Graham Reid | | 1 min read
For someone who was never a big fan, I seem to have an unnatural amount of Moody Blues on my shelves: their first six albums from '65 to '70, and the '94 four-disc box set Time Traveller (which actually has a 5th disc I discovered about four minutes!).
To be honest I doubt I had played any of them for a decade, but when I first heard that exceptional Fleet Foxes album last year I thought I could detect some influence of the Moody's more Anglo-folk material in their arrangements. So I hauled out a couple of albums and had a play just for the comparison.

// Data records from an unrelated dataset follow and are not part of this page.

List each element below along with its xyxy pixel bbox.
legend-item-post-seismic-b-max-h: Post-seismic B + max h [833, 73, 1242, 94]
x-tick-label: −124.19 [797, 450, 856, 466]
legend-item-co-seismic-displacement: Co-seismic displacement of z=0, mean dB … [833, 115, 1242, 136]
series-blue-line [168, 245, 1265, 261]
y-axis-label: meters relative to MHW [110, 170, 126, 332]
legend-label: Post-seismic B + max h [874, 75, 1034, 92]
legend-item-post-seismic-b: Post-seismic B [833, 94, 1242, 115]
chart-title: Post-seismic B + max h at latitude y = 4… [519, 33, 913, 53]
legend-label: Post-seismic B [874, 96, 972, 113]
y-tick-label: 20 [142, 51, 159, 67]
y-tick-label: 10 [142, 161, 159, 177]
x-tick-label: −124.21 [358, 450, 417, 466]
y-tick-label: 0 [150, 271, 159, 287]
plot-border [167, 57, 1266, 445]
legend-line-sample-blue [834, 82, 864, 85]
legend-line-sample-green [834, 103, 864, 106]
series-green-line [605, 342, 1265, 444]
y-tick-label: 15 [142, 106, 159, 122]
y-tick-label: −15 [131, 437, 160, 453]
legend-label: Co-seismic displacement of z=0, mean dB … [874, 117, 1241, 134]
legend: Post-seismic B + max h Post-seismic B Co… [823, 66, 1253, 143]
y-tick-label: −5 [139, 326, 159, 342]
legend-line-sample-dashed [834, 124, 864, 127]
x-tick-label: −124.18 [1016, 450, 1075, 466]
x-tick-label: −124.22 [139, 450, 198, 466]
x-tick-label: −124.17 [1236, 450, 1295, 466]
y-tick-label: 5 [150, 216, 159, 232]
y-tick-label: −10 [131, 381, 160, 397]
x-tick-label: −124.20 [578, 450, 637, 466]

They weren't bad at all -- especially Days of Future Passed ('67) and A Question of Balance ('70) -- and so this live album made its way quickly into the player.
At the time of the Isle of Wight Festival -- headlined by Hendrix with the Who and Doors in the billing -- the Moody's had just released A Question of Balance and their cleverly orchestrated pop-rock with a few psychedelic overtones was mighty impressive. They were among the first of the "album bands" but they still managed to crack a few singles on the charts so they had done some real crossover.
They were always a bit on the earnest side and their quasi-mystic lyrics haven't held up well, and here of course there is a live urgency in places which leaves some of the vocals sounding a bit more breathless than they were on their poised albums.
I suspect this will be an item for Moody completists rather than an essential item in anyone's collection, but there is no denying that their ambitious, often swirling and adventurously arranged pop-rock balladry (with mellotron) was very impressive -- and quite some distance from the noisy rockers they were sharing the Wight stage with. But they hold their own when it comes to sonic punch, although it is in the more delicate (if lyrically florid) songs that they shine.